Use a method of contradiction to show that $\sqrt 3$ is an irrational number.

Answer 1

To prove by method contradiction, we first assume that the statement is false. Then apply the definition of rational numbers. Then make necessary operations to arrive at a contradiction. A rational number can be written in the form $\dfrac{p}{q}$ where $p$ and $q$ are co-primes (integers with no common factor other than one) and $q \ne 0$.
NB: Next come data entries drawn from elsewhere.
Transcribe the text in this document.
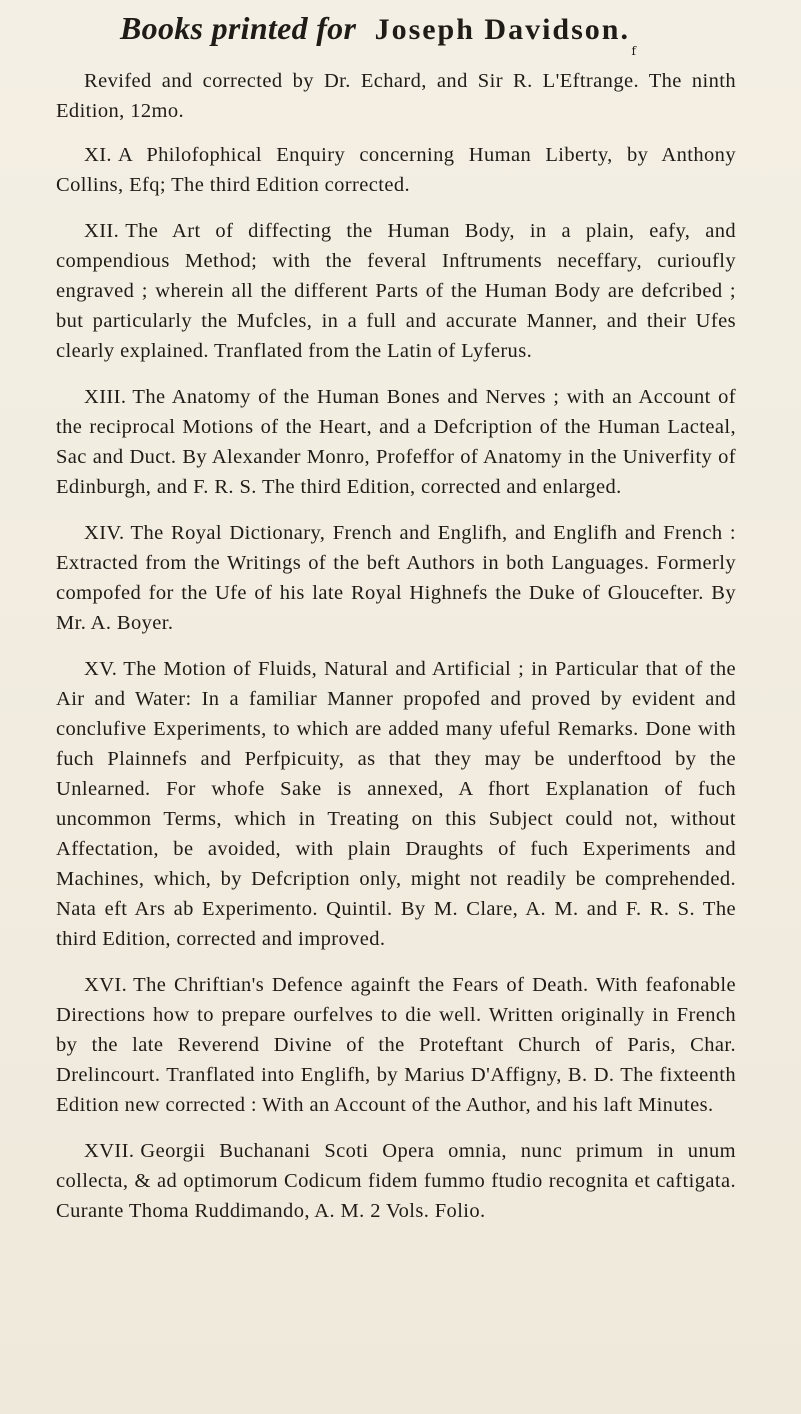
Books printed for Joseph Davidson.
f

Revifed and corrected by Dr. Echard, and Sir R. L'Eftrange. The ninth Edition, 12mo.

XI. A Philofophical Enquiry concerning Human Liberty, by Anthony Collins, Efq; The third Edition corrected.

XII. The Art of diffecting the Human Body, in a plain, eafy, and compendious Method; with the feveral Inftruments neceffary, curioufly engraved ; wherein all the different Parts of the Human Body are defcribed ; but particularly the Mufcles, in a full and accurate Manner, and their Ufes clearly explained. Tranflated from the Latin of Lyferus.

XIII. The Anatomy of the Human Bones and Nerves ; with an Account of the reciprocal Motions of the Heart, and a Defcription of the Human Lacteal, Sac and Duct. By Alexander Monro, Profeffor of Anatomy in the Univerfity of Edinburgh, and F. R. S. The third Edition, corrected and enlarged.

XIV. The Royal Dictionary, French and Englifh, and Englifh and French : Extracted from the Writings of the beft Authors in both Languages. Formerly compofed for the Ufe of his late Royal Highnefs the Duke of Gloucefter. By Mr. A. Boyer.

XV. The Motion of Fluids, Natural and Artificial ; in Particular that of the Air and Water: In a familiar Manner propofed and proved by evident and conclufive Experiments, to which are added many ufeful Remarks. Done with fuch Plainnefs and Perfpicuity, as that they may be underftood by the Unlearned. For whofe Sake is annexed, A fhort Explanation of fuch uncommon Terms, which in Treating on this Subject could not, without Affectation, be avoided, with plain Draughts of fuch Experiments and Machines, which, by Defcription only, might not readily be comprehended. Nata eft Ars ab Experimento. Quintil. By M. Clare, A. M. and F. R. S. The third Edition, corrected and improved.

XVI. The Chriftian's Defence againft the Fears of Death. With feafonable Directions how to prepare ourfelves to die well. Written originally in French by the late Reverend Divine of the Proteftant Church of Paris, Char. Drelincourt. Tranflated into Englifh, by Marius D'Affigny, B. D. The fixteenth Edition new corrected : With an Account of the Author, and his laft Minutes.

XVII. Georgii Buchanani Scoti Opera omnia, nunc primum in unum collecta, & ad optimorum Codicum fidem fummo ftudio recognita et caftigata. Curante Thoma Ruddimando, A. M. 2 Vols. Folio.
Complete step-by-step answer:
To prove $\sqrt 3$ is irrational, suppose not.
That is, assume that $\sqrt 3$ is rational.
A rational number can be written in the form $\dfrac{p}{q}$ where $p$ and $q$ are co-primes (integers with no common factor other than one) and $q \ne 0$.
So we can write $\sqrt 3 = \dfrac{p}{q}$, with $p$ and $q$ are co-primes and $q \ne 0$.
Consider $\sqrt 3 = \dfrac{p}{q}$
Squaring both sides we get,
${\sqrt 3 ^2} = {(\dfrac{p}{q})^2}$
$\Rightarrow 3 = \dfrac{{{p^2}}}{{{q^2}}}$
Cross multiplying we get,
$\Rightarrow {p^2} = 3{q^2} - - - (i)$
This gives ${p^2}$ is a multiple of $3$.
Therefore $p$ is a multiple of $3$.
So we can write $p = 3r$, for some integer $r$.
Squaring both sides we get,
${p^2} = {(3r)^2}$
$\Rightarrow {p^2} = 9{r^2} - - - (ii)$
From equations $(i)$ and $(ii)$ we can write,
$3{q^2} = 9{r^2}$
Dividing both sides by $3$ we get,
${q^2} = 3{r^2}$
This gives ${q^2}$ is a multiple of $3$.
Therefore $q$ is a multiple of $3$.
Before we have seen that $p$ is a multiple of $3$.
But by our assumption, $p$ and $q$ are co-primes.
So we arrive at a contradiction.
Therefore our assumption is wrong.
That is $\sqrt 3$ is not rational.
$\therefore$ $\sqrt 3$ is irrational.
Hence we had proved the statement.

Note: A statement can be proved in different ways. Method of contradiction is one method. We are mainly using direct implication. But here we are asked to use the method of contradiction. Here the key point is for a number to be rational, when written in fraction form, the numerator and denominator cannot contain common factors.